Knowing that we have limited time to train setters, we again need to ask our-selves as coaches, "What are the most important things my setter needs to be good at for our team to succeed?" Most of us would answer - setting the ball! Thus, we should use every allowable minute we have in the gym to train setters to set the ball. We must organize and prioritize our setters' training so we don't waste precious time in the gym.
In training, regardless of position, I believe in progressions. We start with the fundamentals and work toward more advanced techniques. That doesn't mean that we never expose players to more advanced techniques before they master the basics, but making sure players feel confident and good about themselves is important. We never want them to walk out of the gym feeling bad about themselves.
In training our setters, we focus on front sets, back sets, and jumps sets every day. It is very important that every setter master these three basic skills. Once the setter feels comfortable with them, we incorporate movement. We all know that setters spend more time chasing down errant passes than setting from perfect passes, so they must spend time training those movements. We do this for 30 minutes before practice, every day! At the NCAA Division I level, we obviously train more than simple front sets and back sets, but the principle of concentrated repetitions is the same regardless of level.

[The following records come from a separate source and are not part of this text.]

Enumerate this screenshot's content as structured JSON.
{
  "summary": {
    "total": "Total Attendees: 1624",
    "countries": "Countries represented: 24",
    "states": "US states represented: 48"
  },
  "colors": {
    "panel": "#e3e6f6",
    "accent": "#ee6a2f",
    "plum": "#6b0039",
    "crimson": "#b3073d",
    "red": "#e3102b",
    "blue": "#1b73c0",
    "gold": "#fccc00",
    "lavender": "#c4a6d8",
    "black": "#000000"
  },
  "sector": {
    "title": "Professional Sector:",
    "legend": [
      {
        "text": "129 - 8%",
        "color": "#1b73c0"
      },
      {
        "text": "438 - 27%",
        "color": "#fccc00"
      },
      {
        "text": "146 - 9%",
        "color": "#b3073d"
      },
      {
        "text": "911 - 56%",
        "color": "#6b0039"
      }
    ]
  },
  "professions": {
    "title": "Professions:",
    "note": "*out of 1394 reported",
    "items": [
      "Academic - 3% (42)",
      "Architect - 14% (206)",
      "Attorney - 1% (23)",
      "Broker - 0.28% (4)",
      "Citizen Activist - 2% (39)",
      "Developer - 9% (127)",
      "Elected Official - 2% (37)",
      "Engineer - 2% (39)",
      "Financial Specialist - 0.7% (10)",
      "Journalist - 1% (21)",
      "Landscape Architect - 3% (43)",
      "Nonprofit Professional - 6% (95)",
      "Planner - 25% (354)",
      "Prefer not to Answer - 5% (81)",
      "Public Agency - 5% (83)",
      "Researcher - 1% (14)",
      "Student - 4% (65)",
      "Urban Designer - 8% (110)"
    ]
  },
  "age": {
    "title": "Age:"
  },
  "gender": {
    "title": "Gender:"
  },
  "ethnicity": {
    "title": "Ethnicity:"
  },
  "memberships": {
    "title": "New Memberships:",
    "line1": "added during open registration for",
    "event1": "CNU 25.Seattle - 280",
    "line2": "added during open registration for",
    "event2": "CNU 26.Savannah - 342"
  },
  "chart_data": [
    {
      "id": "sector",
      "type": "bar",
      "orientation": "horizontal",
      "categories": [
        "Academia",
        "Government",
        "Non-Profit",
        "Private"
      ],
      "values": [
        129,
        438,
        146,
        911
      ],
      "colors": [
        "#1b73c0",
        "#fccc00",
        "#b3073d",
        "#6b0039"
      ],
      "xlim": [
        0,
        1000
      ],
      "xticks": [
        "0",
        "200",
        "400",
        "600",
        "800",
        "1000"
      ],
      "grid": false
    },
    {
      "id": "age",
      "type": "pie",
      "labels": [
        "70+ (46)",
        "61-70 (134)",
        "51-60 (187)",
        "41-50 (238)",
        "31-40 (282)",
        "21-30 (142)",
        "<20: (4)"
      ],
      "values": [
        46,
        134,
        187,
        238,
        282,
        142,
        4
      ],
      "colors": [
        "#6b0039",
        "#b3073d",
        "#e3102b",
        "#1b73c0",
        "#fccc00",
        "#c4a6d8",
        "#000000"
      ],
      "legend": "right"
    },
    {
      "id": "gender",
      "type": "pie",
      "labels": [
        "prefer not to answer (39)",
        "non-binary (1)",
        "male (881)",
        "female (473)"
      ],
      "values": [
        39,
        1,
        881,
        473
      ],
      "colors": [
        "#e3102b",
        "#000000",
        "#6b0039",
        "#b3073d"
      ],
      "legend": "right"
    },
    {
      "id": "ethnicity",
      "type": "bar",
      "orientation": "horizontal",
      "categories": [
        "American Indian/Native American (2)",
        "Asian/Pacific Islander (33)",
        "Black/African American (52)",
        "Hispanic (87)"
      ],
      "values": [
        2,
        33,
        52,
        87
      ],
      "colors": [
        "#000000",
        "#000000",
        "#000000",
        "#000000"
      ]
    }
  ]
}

During the individual setting sessions, we rarely spend time on blocking, serving, or defense. We save that for regular team practice. During these 30-minute blocks, we often have to remind our setters of the concept of mindful repetition—paying attention to what they are doing and striving for perfection even when the task seems mundane.
We obviously look for setters who understand the game of volleyball. This understanding takes the longest to master, and you could argue that it is never fully mastered because the game is continually evolving. A high-level setter needs to be thoughtful and have a desire to really dig into the game on a deeper level than other players. Much like NFL quarterbacks, setters need to understand not only their own team and what each player is doing, but also the opponent players and tendencies. Once again, extra time is required to really study videos, digest the stats, and process the information.
Leadership in a setter is extremely important to the success of the team. Again, just like the quarterback, the setter needs to be respected and trusted by the entire team. Leadership and trust, however, are concepts that players can misunderstand, particularly younger players. In my opinion, leading means showing the way rather than pointing the way. Leading means being out in front, not bringing up the rear and telling everyone where to go and what to do. To garner the trust of the team, a player must first prove himself trustworthy in both what he says and what he does.
When evaluating setters, watch them setting, but also watch their interactions with teammates and coaches. Setters need to be steady and consistent, both mentally and physically. I have never been a fan of loud, emotional, and intense setters (the only exception has been when they were incredibly positive). Players look for the setter to be under control and steady at all times - not too crazy when the team is on a roll and not too down when things aren't going well. I have often compared the emotional requirements of a setter to those of a ship captain. When things are going well, no one needs the captain. When the ship is sinking, though, everyone looks to the captain to save them. They need to see a calm, composed person in charge and giving direction, not someone who is panicking!